I think of these two steps as pre-processing, but maybe one can do the following steps without the above two. So with that I want to read:
The bills serial-number.
The bills face value.
I assume this should be quite possible to do with OpenCV. I'm just not sure how to approach it right. Would I pick a FaceDetector like approach or houghs or a contour detector on an edge detector?
I'd be thankful for any further hints for reading material as well.
Hough is great but it can be a little expensive
This may work:
-Use Threshold or Canny to find the edges of the image.
-Then cvFindContours to identify the contours, then try to detect rectangles.
Check the squares.c example in opencv distribution. It basically checks that the polygon approximation of a contour has 4 points and the average angle betweeen those points is close to 90 degrees.
Here is a code snippet from the squares.py example
(is the same but in python :P ).
..some pre-processing
cvThreshold( tgray, gray, (l+1)*255/N, 255, CV_THRESH_BINARY );
# find contours and store them all as a list
count, contours = cvFindContours(gray, storage)
if not contours:
continue
# test each contour
for contour in contours.hrange():
# approximate contour with accuracy proportional
# to the contour perimeter
result = cvApproxPoly( contour, sizeof(CvContour), storage,
CV_POLY_APPROX_DP, cvContourPerimeter(contour)*0.02, 0 );
res_arr = result.asarray(CvPoint)
# square contours should have 4 vertices after approximation
# relatively large area (to filter out noisy contours)
# and be convex.
# Note: absolute value of an area is used because
# area may be positive or negative - in accordance with the
# contour orientation
if( result.total == 4 and
abs(cvContourArea(result)) > 1000 and
cvCheckContourConvexity(result) ):
s = 0;
for i in range(4):
# find minimum angle between joint
# edges (maximum of cosine)
t = abs(angle( res_arr[i], res_arr[i-2], res_arr[i-1]))
if s<t:
s=t
# if cosines of all angles are small
# (all angles are ~90 degree) then write quandrange
# vertices to resultant sequence
if( s < 0.3 ):
for i in range(4):
squares.append( res_arr[i] )
-Using MinAreaRect2 (Finds circumscribed rectangle of minimal area for given 2D point set), get the bounding box of the rectangles. Using the bounding box points you can easily calculate the angle.

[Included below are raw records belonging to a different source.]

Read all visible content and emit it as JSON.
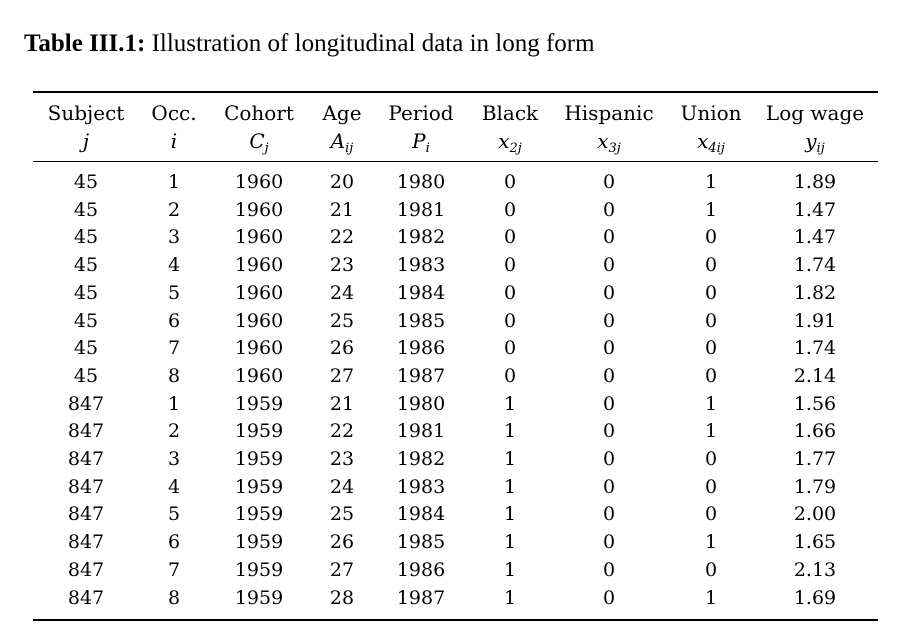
{
  "caption": {
    "label": "Table III.1:",
    "text": "Illustration of longitudinal data in long form"
  },
  "columns": [
    {
      "name": "Subject",
      "sym": "j",
      "sub": ""
    },
    {
      "name": "Occ.",
      "sym": "i",
      "sub": ""
    },
    {
      "name": "Cohort",
      "sym": "C",
      "sub": "j"
    },
    {
      "name": "Age",
      "sym": "A",
      "sub": "ij"
    },
    {
      "name": "Period",
      "sym": "P",
      "sub": "i"
    },
    {
      "name": "Black",
      "sym": "x",
      "sub": "2j"
    },
    {
      "name": "Hispanic",
      "sym": "x",
      "sub": "3j"
    },
    {
      "name": "Union",
      "sym": "x",
      "sub": "4ij"
    },
    {
      "name": "Log wage",
      "sym": "y",
      "sub": "ij"
    }
  ],
  "rows": [
    [
      "45",
      "1",
      "1960",
      "20",
      "1980",
      "0",
      "0",
      "1",
      "1.89"
    ],
    [
      "45",
      "2",
      "1960",
      "21",
      "1981",
      "0",
      "0",
      "1",
      "1.47"
    ],
    [
      "45",
      "3",
      "1960",
      "22",
      "1982",
      "0",
      "0",
      "0",
      "1.47"
    ],
    [
      "45",
      "4",
      "1960",
      "23",
      "1983",
      "0",
      "0",
      "0",
      "1.74"
    ],
    [
      "45",
      "5",
      "1960",
      "24",
      "1984",
      "0",
      "0",
      "0",
      "1.82"
    ],
    [
      "45",
      "6",
      "1960",
      "25",
      "1985",
      "0",
      "0",
      "0",
      "1.91"
    ],
    [
      "45",
      "7",
      "1960",
      "26",
      "1986",
      "0",
      "0",
      "0",
      "1.74"
    ],
    [
      "45",
      "8",
      "1960",
      "27",
      "1987",
      "0",
      "0",
      "0",
      "2.14"
    ],
    [
      "847",
      "1",
      "1959",
      "21",
      "1980",
      "1",
      "0",
      "1",
      "1.56"
    ],
    [
      "847",
      "2",
      "1959",
      "22",
      "1981",
      "1",
      "0",
      "1",
      "1.66"
    ],
    [
      "847",
      "3",
      "1959",
      "23",
      "1982",
      "1",
      "0",
      "0",
      "1.77"
    ],
    [
      "847",
      "4",
      "1959",
      "24",
      "1983",
      "1",
      "0",
      "0",
      "1.79"
    ],
    [
      "847",
      "5",
      "1959",
      "25",
      "1984",
      "1",
      "0",
      "0",
      "2.00"
    ],
    [
      "847",
      "6",
      "1959",
      "26",
      "1985",
      "1",
      "0",
      "1",
      "1.65"
    ],
    [
      "847",
      "7",
      "1959",
      "27",
      "1986",
      "1",
      "0",
      "0",
      "2.13"
    ],
    [
      "847",
      "8",
      "1959",
      "28",
      "1987",
      "1",
      "0",
      "1",
      "1.69"
    ]
  ]
}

you can also find the C version squares.c under samples/c/ in your opencv dir.
There is a good book on openCV
Using a Hough transform to find the rectangular bill shape (and angle) and then find rectangles/circles within it should be quick and easy
For more complex searching, something like a Haar classifier - if you needed to find odd corners of bills in an image?
You can also take a look at the Template Matching methods in OpenCV; another option would be to use SURF features. They let you search for symbols & numbers in size, angle etc. invariantly.